Directed by Christopher Smith

Brit director Christopher Smith follows Creep with this horror-comedy about a group of office workers on a team building exercise in Hungary who are hunted by unidentified backwoods maniacs.

Germany / UK In English
90 minutes 35mm

Screenplay

James Moran
,
Christopher Smith

Photography

Ed Wild

Editor

Stuart Gazzard

Music

Christian Henson

With

Danny Dyer
,
Laura Harris
,
Tim McInnerny
,
Toby Stephens
,
Claudie Blakley
,
Andy Nyman

Festivals

Locarno, Toronto 2006

Elsewhere

Brit director Christopher Smith lives up to the promise of his debut Creep with Severance, a horror-comedy that's been tantalisingly marketed as The Office meets Deliverance.

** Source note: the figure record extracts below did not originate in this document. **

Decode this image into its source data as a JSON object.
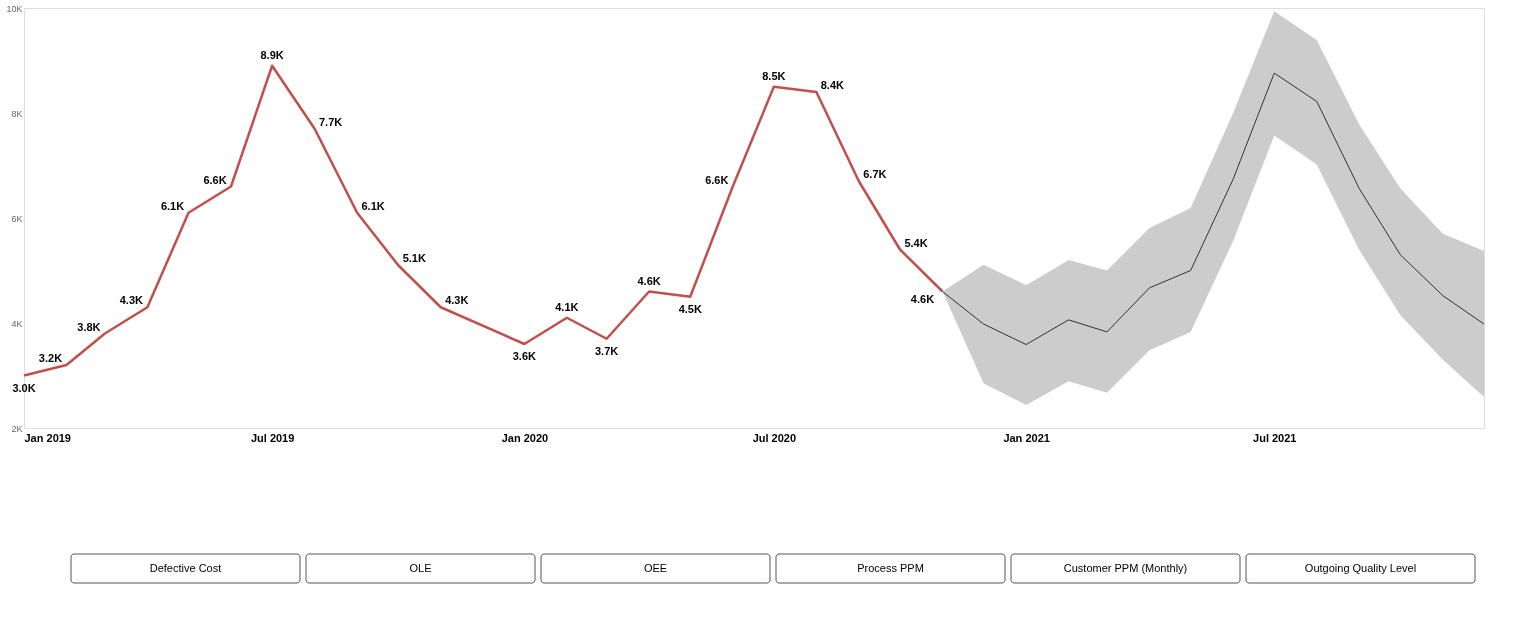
{
  "chart_data": {
    "type": "line",
    "xlim": [
      "2019-01",
      "2021-12"
    ],
    "ylim": [
      2000,
      10000
    ],
    "xticks": [
      {
        "value": "2019-01",
        "label": "Jan 2019"
      },
      {
        "value": "2019-07",
        "label": "Jul 2019"
      },
      {
        "value": "2020-01",
        "label": "Jan 2020"
      },
      {
        "value": "2020-07",
        "label": "Jul 2020"
      },
      {
        "value": "2021-01",
        "label": "Jan 2021"
      },
      {
        "value": "2021-07",
        "label": "Jul 2021"
      }
    ],
    "yticks": [
      {
        "value": 2000,
        "label": "2K"
      },
      {
        "value": 4000,
        "label": "4K"
      },
      {
        "value": 6000,
        "label": "6K"
      },
      {
        "value": 8000,
        "label": "8K"
      },
      {
        "value": 10000,
        "label": "10K"
      }
    ],
    "grid": false,
    "series": [
      {
        "color": "#c0504d",
        "x": [
          "2019-01",
          "2019-02",
          "2019-03",
          "2019-04",
          "2019-05",
          "2019-06",
          "2019-07",
          "2019-08",
          "2019-09",
          "2019-10",
          "2019-11",
          "2020-01",
          "2020-02",
          "2020-03",
          "2020-04",
          "2020-05",
          "2020-06",
          "2020-07",
          "2020-08",
          "2020-09",
          "2020-10",
          "2020-11"
        ],
        "values": [
          3000,
          3200,
          3800,
          4300,
          6100,
          6600,
          8900,
          7700,
          6100,
          5100,
          4300,
          3600,
          4100,
          3700,
          4600,
          4500,
          6600,
          8500,
          8400,
          6700,
          5400,
          4600
        ],
        "value_labels": [
          "3.0K",
          "3.2K",
          "3.8K",
          "4.3K",
          "6.1K",
          "6.6K",
          "8.9K",
          "7.7K",
          "6.1K",
          "5.1K",
          "4.3K",
          "3.6K",
          "4.1K",
          "3.7K",
          "4.6K",
          "4.5K",
          "6.6K",
          "8.5K",
          "8.4K",
          "6.7K",
          "5.4K",
          "4.6K"
        ]
      },
      {
        "color": "#333333",
        "x": [
          "2020-11",
          "2020-12",
          "2021-01",
          "2021-02",
          "2021-03",
          "2021-04",
          "2021-05",
          "2021-06",
          "2021-07",
          "2021-08",
          "2021-09",
          "2021-10",
          "2021-11",
          "2021-12"
        ],
        "values": [
          4600,
          3980,
          3590,
          4060,
          3830,
          4670,
          5000,
          6740,
          8760,
          8220,
          6560,
          5300,
          4520,
          3980
        ],
        "lower": [
          4600,
          2850,
          2440,
          2890,
          2670,
          3480,
          3830,
          5560,
          7570,
          7020,
          5390,
          4150,
          3300,
          2590
        ],
        "upper": [
          4600,
          5110,
          4720,
          5200,
          5000,
          5810,
          6190,
          8000,
          9940,
          9390,
          7780,
          6560,
          5700,
          5370
        ]
      }
    ],
    "annotations": [
      "Defective Cost",
      "OLE",
      "OEE",
      "Process PPM",
      "Customer PPM (Monthly)",
      "Outgoing Quality Level"
    ]
  }
}
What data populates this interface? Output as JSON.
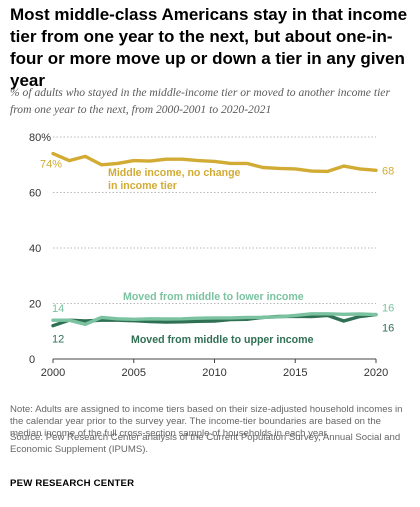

But even that doesn't quite nail the offbeat, darkly comic charms of this unpredictable, audacious genre-twister, which owes just as much to the sly, self-winking humour of Shaun of the Dead and the xenophobic fear-mongering of Hostel. If you've ever been trapped 9-to-5 in a stuffy office cubicle, chances are you'll identify with the film's ragtag arms-supplying sales crew. They've been shuttled away by their boss (Blackadder's Tim McInnerny) to a remote area in Hungary for a weekend of team-building, only to be hunted by unidentified backwoods maniacs. It's here that Severance takes a turn for the outrageous, augmenting its shocks and laughs with a varied arsenal of irresponsibly applied weaponry, including bear traps, flame throwers, rocket launchers and a pair of amply bosomed, machine gun-toting Eastern European babes.